A multi-institutional team of researchers led by the University of California San Diego has received a grant from the NSF Office of Emerging Frontiers and Multidisciplinary Activities (EFMA) to develop and manufacture microchips that would enable secure and efficient quantum communication. The technology has applications in long-distance fiber optic communication and will help advance research in quantum sensing and computing.
“This new NSF program will bring together many of our nation’s most innovative researchers in quantum photonics to launch a coordinated attack on some of the most long-standing and high-value research challenges in optics,” said Shayan Mookherjea, an electrical engineering professor at the UC San Diego Jacobs School of Engineering and the principal investigator of the four-year project. “Through this project, students and researchers at UC San Diego, which has a small but growing focus of research activity in quantum science and technology, will learn from and work alongside world-leading experts and pioneers in quantum optics.”

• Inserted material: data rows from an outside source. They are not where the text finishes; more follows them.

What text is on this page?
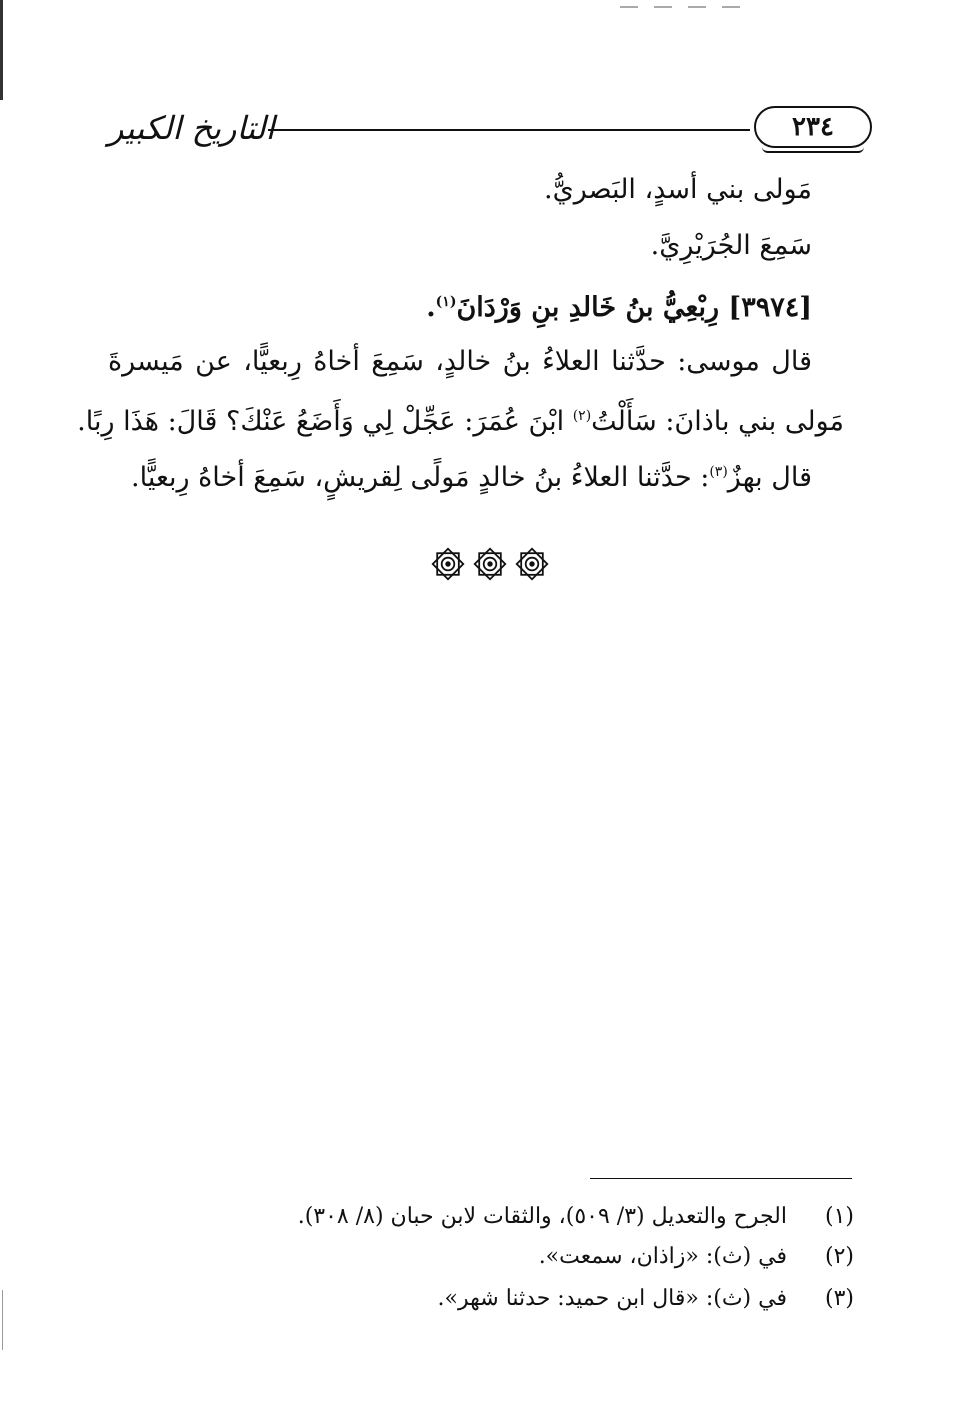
التاريخ الكبير	٢٣٤
مَولى بني أسدٍ، البَصريُّ.
سَمِعَ الجُرَيْرِيَّ.
[٣٩٧٤] رِبْعِيُّ بنُ خَالدِ بنِ وَرْدَانَ$^{(١)}$.
قال موسى: حدَّثنا العلاءُ بنُ خالدٍ، سَمِعَ أخاهُ رِبعيًّا، عن مَيسرةَ
مَولى بني باذانَ: سَأَلْتُ$^{(٢)}$ ابْنَ عُمَرَ: عَجِّلْ لِي وَأَضَعُ عَنْكَ؟ قَالَ: هَذَا رِبًا.
قال بهزٌ$^{(٣)}$: حدَّثنا العلاءُ بنُ خالدٍ مَولًى لِقريشٍ، سَمِعَ أخاهُ رِبعيًّا.
(١) الجرح والتعديل (٣/ ٥٠٩)، والثقات لابن حبان (٨/ ٣٠٨).
(٢) في (ث): «زاذان، سمعت».
(٣) في (ث): «قال ابن حميد: حدثنا شهر».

The project’s co-investigators are Paul Kwiat and Virginia Lorenz, physics professors at the University of Illinois at Urbana Champaign, and Alexander Sergienko, professor of electrical engineering and physics at Boston University.

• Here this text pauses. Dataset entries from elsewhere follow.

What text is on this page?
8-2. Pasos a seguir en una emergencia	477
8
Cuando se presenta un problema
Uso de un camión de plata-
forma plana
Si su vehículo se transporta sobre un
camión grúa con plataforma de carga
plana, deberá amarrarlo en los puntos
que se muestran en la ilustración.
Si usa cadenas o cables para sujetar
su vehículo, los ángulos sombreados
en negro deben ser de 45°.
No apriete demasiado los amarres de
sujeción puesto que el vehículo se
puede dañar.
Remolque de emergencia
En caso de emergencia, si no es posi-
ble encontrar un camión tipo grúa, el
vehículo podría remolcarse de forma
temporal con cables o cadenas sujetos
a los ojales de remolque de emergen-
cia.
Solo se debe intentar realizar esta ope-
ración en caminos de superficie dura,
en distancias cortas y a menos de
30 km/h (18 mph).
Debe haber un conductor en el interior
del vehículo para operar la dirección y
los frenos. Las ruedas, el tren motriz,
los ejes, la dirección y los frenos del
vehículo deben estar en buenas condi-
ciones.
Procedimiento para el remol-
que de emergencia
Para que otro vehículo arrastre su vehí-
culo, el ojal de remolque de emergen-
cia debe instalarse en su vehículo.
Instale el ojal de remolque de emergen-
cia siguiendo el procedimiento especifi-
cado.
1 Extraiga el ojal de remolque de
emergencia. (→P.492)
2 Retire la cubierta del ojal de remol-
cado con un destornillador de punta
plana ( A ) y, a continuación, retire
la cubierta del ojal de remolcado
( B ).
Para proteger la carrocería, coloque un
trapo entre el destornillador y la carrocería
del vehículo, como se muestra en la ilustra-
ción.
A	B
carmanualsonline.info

This team is one of six interdisciplinary teams that will be funded to perform potentially transformative, fundamental research for Advancing Communication Quantum Information Research in Engineering (ACQUIRE), a research topic in the NSF Directorate for Engineering’s Emerging Frontiers in Research and Innovation program.
The goal of these ACQUIRE projects is to demonstrate an engineered quantum communication system on a chip that operates at room temperature with low energy in a fiber optic network with quantum-entangled photons. The system would use photons—minute particles of light—in pre-determined quantum states as a way to encrypt data.
Researchers have long sought to encode photons with information that could travel through fiber optic cables across vast distances. Each of these photons would be immutably linked to a photon counterpart on the other side of the cable through a phenomenon known as quantum entanglement. A stream of encrypted data would follow behind each encoded photon.
Any attempt to intercept, tamper with or divert the data would alter the entangled photon’s quantum state and become evident when it arrives at its destination. If a compromised photon is detected, the quantum key to unlock the encryption no longer works, and the communication remains secure.
As the demand for better cybersecurity increases, the unbreakable encryption offered by quantum communication is a tantalizing idea. While such a communication system may currently be demonstrated in laboratories, it is possible only at cryogenic—very low—temperatures and with bulky, energy-intensive equipment.
To bring this idea to life, Mookherjea’s team will partner with quantum photonics researchers at the University of Illinois at Urbana Champaign and Boston University to develop a low energy, scalable engineered quantum communication system that doesn’t require cryogenic temperatures.
Researchers will design, fabricate and demonstrate microchips for quantum communication using entanglement over conventional optical fiber. The team’s research will focus on creating ultra-compact (centimeter-scale) microchips to generate and detect entangled, heralded and single photons for quantum memories—without cryogenic cooling—and to demonstrate quantum key distribution protocols based on encoding time-bin information with gigahertz-rate clocking.
Researchers will utilize scalable manufacturing techniques based on established micro-electronics foundry platforms, which would help reduce the costs for large-scale production of these microchips. This work will also enable the team to develop a fully-integrated quantum repeater for optically connected communication networks.